The French tax authorities have made it possible for taxpayers to carry forward or set off a tax loss from a previous year against subsequent years. In practical terms, this means transforming a tax loss - i.e. the negative result arising from the determination of taxable income for a given year - into a non-accountable expense that can theoretically be allocated to subsequent years. This is achieved by offsetting the previous loss against the profit for tax purposes. Taxpayers commonly use this method.
However, in order to make the best possible use of losses carried forward, it is important to identify the best practices in terms of deduction methods, restrictions or limits on their deduction. To this end, it is particularly important in this tax season to share with our customers a few best practices to adopt when determining taxable income, in order to make optimum use of losses carried forward.

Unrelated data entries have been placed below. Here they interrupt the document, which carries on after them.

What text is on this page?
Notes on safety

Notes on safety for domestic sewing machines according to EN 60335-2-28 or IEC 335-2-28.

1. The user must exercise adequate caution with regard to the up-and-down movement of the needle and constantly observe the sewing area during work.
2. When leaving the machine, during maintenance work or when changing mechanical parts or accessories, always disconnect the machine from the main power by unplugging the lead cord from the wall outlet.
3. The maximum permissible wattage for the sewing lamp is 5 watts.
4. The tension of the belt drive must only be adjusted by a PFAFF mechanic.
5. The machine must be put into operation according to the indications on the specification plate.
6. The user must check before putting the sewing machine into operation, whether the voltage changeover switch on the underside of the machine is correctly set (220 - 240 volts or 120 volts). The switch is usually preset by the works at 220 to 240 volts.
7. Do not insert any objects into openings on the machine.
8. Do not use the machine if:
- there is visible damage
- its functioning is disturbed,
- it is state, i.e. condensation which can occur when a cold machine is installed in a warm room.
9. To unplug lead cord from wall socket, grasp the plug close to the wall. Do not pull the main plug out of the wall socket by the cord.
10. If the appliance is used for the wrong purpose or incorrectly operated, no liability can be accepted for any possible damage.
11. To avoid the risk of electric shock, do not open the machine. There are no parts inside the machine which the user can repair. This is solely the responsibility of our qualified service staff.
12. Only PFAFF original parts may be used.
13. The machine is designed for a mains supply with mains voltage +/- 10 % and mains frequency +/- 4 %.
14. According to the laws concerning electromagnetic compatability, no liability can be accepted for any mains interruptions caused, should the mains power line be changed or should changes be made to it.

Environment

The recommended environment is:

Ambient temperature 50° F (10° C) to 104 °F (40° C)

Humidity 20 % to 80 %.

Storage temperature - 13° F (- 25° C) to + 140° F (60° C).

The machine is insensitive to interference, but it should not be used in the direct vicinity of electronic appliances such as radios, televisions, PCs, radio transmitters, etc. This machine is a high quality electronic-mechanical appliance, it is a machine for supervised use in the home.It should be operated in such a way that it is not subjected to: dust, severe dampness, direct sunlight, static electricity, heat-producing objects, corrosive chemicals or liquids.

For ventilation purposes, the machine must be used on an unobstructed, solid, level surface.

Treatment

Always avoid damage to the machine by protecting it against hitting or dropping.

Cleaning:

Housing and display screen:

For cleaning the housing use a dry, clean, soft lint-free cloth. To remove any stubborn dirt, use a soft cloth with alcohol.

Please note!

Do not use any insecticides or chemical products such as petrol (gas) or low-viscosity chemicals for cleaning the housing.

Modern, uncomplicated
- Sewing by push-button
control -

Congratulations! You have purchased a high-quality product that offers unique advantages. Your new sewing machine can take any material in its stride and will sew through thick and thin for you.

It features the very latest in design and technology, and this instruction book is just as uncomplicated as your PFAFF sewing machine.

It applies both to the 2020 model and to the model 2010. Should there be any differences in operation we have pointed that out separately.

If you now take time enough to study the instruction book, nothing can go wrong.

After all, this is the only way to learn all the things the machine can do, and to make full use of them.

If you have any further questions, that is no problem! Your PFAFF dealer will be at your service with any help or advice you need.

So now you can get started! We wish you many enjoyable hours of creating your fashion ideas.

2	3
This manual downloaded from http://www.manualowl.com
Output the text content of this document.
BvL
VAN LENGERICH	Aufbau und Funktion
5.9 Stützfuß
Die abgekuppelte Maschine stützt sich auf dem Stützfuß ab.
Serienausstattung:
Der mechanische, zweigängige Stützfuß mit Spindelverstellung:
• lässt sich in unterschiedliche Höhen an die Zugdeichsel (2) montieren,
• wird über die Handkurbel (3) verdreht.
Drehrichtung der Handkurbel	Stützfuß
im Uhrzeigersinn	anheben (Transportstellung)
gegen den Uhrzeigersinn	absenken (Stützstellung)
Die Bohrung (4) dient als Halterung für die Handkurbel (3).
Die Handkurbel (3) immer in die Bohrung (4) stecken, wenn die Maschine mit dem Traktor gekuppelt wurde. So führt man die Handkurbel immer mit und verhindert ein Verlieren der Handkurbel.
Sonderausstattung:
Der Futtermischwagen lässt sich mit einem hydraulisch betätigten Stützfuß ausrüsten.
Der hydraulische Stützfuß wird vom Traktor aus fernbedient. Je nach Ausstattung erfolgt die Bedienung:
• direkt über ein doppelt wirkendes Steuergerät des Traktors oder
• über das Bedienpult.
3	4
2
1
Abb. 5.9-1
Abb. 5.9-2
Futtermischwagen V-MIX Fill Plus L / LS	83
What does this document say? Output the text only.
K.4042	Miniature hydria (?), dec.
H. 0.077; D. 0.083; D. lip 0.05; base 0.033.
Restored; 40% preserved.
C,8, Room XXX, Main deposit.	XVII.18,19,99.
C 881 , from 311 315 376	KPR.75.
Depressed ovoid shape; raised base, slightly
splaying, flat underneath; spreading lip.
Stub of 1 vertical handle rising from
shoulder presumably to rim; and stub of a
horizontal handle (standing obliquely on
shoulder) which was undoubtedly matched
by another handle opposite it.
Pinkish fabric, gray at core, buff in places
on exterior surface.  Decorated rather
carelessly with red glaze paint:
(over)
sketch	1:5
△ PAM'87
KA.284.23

- Clearly identifying usable tax losses
First of all, it should be made clear that the tax loss must be distinguished from the accounting loss calculated on the basis of accounting entries alone, without any restatement of income and expenses for tax purposes. A tax loss results from the negative difference between income and tax-allowable expenses when determining taxable income for the year. Whether a year is profitable or in deficit is determined by reference to the accounting result, increased by extra-accountable additions of non-tax-deductible expenses and reduced by extra-accountable deductions of non-tax-deductible income, before taking into account deficits from previous years.
Therefore, in order to keep track of the stock of available losses, it is advisable to draw up a summary statement of the constitution and allocation of losses carried forward.
- By transforming the tax loss for the year into Deferred Tax Depreciation (D.T.D.) and Ordinary Tax Loss (O.T.L.)
When the taxable income for the year is in deficit, the law allows the company to defer the depreciation properly booked (i.e. in compliance with the rules governing the deductibility of depreciation charges for tax purposes) in respect of that year. The resulting tax loss, comprising the ordinary loss for the year and the deferred depreciation for the loss-making year, can be carried forward to subsequent years.
In summary, the loss carried forward is made up of :
- the ordinary tax loss for the year and depreciation for the year deemed to have been deferred,
- the previous ordinary tax loss not affected by the foreclosure,
- deferred depreciation created in respect of prior years.
- By respecting the order of allocation of losses carried forward
The General Tax Code sets out the conditions and limits for deducting tax losses.
Under the provisions of the aforementioned Code, taxable income is determined by adding back depreciation for the year already booked, when the year is in deficit (in order to defer it in anticipation of a profitable year), or by deducting ordinary losses from previous years not affected by the foreclosure, and then deferring depreciation deemed to have been deferred from previous years, when the year is profitable.
On this basis, a company that posts a loss must in principle apply its tax loss carryforwards in a certain order, as follows:
- First step: defer all or part of the year's normal depreciation up to the amount of the year's tax loss.
- Second step: offset ordinary losses that can still be carried forward.
- Third step: deduct deferred depreciation from prior years' losses
We would point out that if expenses are incurred that are eligible for the tax reduction for investments in Senegal, they will be charged within the time allowed, after the ordinary tax loss carryforwards and the deferred tax assets.
- Respecting the time limit for tax loss carryforwards
A distinction must be made between ordinary deficit and deferred depreciation.
The tax loss can be carried forward successively over the three years following the loss-making year. After this three-year period, the company loses the right to carry forward and offset the loss. This limitation does not apply to the portion of the loss corresponding to depreciation properly booked but deemed deferred during the loss-making period. For this category of loss, the carry-forward period is unlimited in time.